The jaguarundi also occupies a diversity of habitats throughout its range, from dense undergrowth to open areas (Giordano 2016). According to Oliveira et al. (2010), in altered environments, the jaguarundi can be observed using the surrounding non-forest matrix, such as sugarcane, soy, and corn as long as it is associated with forested areas (Oliveira et al. 2010). Stone et al. (2009) also reported on the ability of the jaguarundi to use very small Atlantic Forest fragments, typical of the adjacent areas of the BR-040 highway. In our study area, we found a negative relationship between jaguarundi roadkills and cropfields. Thus, jaguarundis explore open areas such as grassy-woody savannas, floodplains, and grasslands in the BR-040 highways, but avoids cropfields, leading to the low number or records in these areas.

Except for the maned wolf, all three mammals showed an association with landscape characteristics at intermediate (5 km) and large (10 km) scales. Their wide home ranges and high dispersal abilities explain these associations (Crawshaw Jr. 1995; Giordano 2016; Michalski et al. 2006; Oliveira et al. 2010). For the crab-eating fox and the ocelot the landscape was perceived at a 5 km radius, while for the jaguarundi, at a 10 km radius. For the latter, the percentage of herbaceous vegetation, the dominant landscape feature (42.7%), was also perceived at smaller scales (1 and 5 km radius). As the other three mammalian carnivores, the maned wolf also has a large home range area and a good dispersal capacity (Bueno and Motta-Junior 2004; Carvalho and Vasconcellos 1995; Jácomo et al. 2009). However, in the study area the landscape was perceived by the maned wolf at a smaller scale (1 km). The only study that also evaluated the effects of landscape characteristics on the species found that broader area is perceived by them (10 km) (Freitas et al. 2015). Thus, evaluating the effect of landscape characteristics at different scales is extremely relevant to predict roadkill of the four mammalian carnivores.
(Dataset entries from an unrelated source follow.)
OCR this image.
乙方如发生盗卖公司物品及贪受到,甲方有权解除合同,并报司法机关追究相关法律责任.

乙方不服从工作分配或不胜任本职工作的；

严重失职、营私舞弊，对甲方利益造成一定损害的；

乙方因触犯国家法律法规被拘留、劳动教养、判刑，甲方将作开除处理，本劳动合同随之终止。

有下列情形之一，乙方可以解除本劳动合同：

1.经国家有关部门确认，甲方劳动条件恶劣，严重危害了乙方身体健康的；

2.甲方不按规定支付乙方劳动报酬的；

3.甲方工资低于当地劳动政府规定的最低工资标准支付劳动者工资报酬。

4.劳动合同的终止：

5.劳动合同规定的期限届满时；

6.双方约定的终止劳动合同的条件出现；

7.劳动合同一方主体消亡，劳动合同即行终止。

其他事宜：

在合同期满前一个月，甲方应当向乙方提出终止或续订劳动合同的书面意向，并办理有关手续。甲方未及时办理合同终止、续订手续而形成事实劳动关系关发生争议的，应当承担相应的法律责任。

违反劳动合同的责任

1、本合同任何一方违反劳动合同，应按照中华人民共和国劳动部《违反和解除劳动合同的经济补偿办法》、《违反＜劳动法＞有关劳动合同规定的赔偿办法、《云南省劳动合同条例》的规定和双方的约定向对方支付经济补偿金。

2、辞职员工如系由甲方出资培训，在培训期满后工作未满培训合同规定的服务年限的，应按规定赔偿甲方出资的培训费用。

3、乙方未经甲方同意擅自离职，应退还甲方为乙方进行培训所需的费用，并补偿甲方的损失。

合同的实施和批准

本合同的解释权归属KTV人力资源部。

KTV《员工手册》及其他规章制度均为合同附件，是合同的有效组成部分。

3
Medium-sized carnivorous mammal roadkills were not distributed randomly and we identify two important hotspots in the BR-040 highway. In the north section of the road, roadkill density was spread over a considerable large area and all four carnivorous mammals were recorded. This region has a high percentage of herbaceous vegetation and some small forest fragments, which explain the high rates of collisions. In the south section of the road, however, the roadkill hotspot is a consequence of the high number of roadkills of the crab-eating fox. The hotspot is in the vicinity of three important protected areas. At this region, the road divides into two routes, one uphill and one downhill. The high number of wildlife–vehicle collisions occurred on the downhill route. This is probably a consequence of the increased speed when driving in this mountainous region.

Conclusion

In Brazil and in several other developing countries, data on wildlife roadkill are scarce and punctual. Therefore, long-term monitoring of roads is essential to support investigations aimed at reducing the direct and indirect effects of roads on wildlife and to prevent accidents, with loss of human life and substantial material damages. The data gathered during the 12-year monitoring study allowed us to evaluate the effect of the fragmented landscape with different matrix types in four medium-sized mammalian carnivores, including two threatened species (the maned wolf and the jaguarundi). The analysis of the effect of the landscape characteristics revealed that roadkills were related to the use of a similar matrix by species and, for the first time, we identified areas with a high probability of roadkill for two feline species, the ocelot and the jaguarundi. The total impact of roads and other transportation infrastructure on wildlife cannot be assessed without considering a broader landscape context. Thus, future studies should not only evaluate the effect of landscape characteristics on the spatial pattern of roadkills, but also include different scales in the landscape analysis.